Other colleagues at the University of Toronto have developed a passive monitor that uses activated charcoal and allows the researchers to determine the average mercury concentrations in the air. The two groups will work together at 50 sites around Mount Amiata, doing side-by-side comparisons to make sure their sensors back each other up.
Beutel’s second project is studying and helping remediate mercury levels in a reservoir that will serve up San Diego’s drinking water if the drought worsens. He’s working with the city’s public utility district at Lake Hodges Reservoir, a backup reservoir that city leaders want to clean up so it’s ready if needed.
The city is installing an oxygenation system that turns liquid oxygen to gas and blends it with lake-bottom water to make sure the lake doesn’t become hypoxic or anoxic in the summer. The conversation from mercury to methyl mercury often occurs in anoxic environments, so the lake as it currently stands affords Beutel and his new graduate student, Byran Fuhrmann, the chance to establish baselines over two years, then conduct before-and-after comparisons as the oxygenation system is installed and is activated in 2018.
They’ll study the water, the fish and the zooplankton the fish eat, “hoping to see a reduction in mercury levels, and that the resultant uptake of mercury into the food web is repressed by well-oxygenated conditions,” Beutel said.
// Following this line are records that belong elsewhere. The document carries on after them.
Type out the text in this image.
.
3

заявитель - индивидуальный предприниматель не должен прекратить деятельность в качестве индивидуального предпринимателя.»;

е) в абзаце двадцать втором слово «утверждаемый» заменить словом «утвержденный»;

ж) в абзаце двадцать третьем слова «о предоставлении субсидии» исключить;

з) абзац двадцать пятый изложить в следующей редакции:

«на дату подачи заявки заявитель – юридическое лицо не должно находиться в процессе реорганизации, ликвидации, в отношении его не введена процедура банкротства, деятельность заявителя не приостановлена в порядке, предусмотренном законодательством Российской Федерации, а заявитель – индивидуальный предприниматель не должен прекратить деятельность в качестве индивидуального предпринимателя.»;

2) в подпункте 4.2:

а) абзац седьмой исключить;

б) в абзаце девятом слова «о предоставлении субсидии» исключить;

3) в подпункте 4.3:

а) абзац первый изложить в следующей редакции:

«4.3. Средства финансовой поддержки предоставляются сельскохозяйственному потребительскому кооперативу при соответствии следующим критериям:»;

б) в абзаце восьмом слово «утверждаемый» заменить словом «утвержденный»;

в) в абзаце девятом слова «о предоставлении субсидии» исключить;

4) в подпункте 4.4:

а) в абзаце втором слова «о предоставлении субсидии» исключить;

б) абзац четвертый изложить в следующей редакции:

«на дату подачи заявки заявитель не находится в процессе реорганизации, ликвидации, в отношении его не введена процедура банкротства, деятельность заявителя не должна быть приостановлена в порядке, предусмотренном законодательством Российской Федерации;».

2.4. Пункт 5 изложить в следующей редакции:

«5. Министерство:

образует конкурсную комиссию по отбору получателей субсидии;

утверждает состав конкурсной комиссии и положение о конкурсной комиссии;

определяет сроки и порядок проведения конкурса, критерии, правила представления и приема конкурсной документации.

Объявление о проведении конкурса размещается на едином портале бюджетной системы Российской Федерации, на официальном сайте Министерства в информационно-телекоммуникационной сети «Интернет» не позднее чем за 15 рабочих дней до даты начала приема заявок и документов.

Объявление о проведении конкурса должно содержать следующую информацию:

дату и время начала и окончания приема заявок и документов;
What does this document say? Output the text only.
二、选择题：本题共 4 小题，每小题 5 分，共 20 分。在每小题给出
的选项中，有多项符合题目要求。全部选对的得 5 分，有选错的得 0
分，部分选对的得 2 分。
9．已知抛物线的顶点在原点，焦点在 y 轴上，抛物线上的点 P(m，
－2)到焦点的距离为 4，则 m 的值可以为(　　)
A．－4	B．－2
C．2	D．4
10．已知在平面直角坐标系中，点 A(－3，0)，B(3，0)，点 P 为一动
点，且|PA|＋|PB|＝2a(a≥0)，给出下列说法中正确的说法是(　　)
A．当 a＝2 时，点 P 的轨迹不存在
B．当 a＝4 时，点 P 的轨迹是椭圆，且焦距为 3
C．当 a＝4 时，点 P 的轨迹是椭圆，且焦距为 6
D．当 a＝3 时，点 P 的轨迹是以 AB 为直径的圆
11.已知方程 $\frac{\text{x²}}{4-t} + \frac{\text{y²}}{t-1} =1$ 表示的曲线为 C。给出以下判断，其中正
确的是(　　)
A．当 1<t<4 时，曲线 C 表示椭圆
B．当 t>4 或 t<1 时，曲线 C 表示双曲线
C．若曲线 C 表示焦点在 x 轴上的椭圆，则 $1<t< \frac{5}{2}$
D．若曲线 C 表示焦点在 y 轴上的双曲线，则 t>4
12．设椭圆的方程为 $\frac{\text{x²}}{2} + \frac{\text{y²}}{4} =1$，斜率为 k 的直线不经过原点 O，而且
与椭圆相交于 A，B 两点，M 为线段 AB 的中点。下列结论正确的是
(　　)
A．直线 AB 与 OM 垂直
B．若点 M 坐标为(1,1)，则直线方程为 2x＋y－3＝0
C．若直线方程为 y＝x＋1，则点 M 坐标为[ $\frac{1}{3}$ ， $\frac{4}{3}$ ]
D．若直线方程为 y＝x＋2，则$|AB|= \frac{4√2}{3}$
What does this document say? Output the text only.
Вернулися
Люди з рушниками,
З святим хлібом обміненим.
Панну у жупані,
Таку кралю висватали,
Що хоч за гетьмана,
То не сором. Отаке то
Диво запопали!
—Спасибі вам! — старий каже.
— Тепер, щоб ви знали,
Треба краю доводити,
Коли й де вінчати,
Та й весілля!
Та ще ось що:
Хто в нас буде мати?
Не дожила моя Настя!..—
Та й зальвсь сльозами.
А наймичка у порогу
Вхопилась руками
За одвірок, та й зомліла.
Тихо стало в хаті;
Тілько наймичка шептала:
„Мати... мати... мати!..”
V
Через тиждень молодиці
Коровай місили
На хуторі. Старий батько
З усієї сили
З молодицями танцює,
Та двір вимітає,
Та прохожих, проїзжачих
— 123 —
San Diego is also adding wetlands around the lake to help with the lake’s cleanup, which Beutel said is a sign that the city has foresight.
“They want to make sure to take care of their resources, because droughts might get worse as the climate continues to change,” he said.
Both projects could have implications for greater California, because many water resources that have been ignored will need to be tapped as the climate warms, and there are mercury mines here, too, such as those in the Silicon Valley area.
“These are two of the more exciting projects I’m working on,” he said.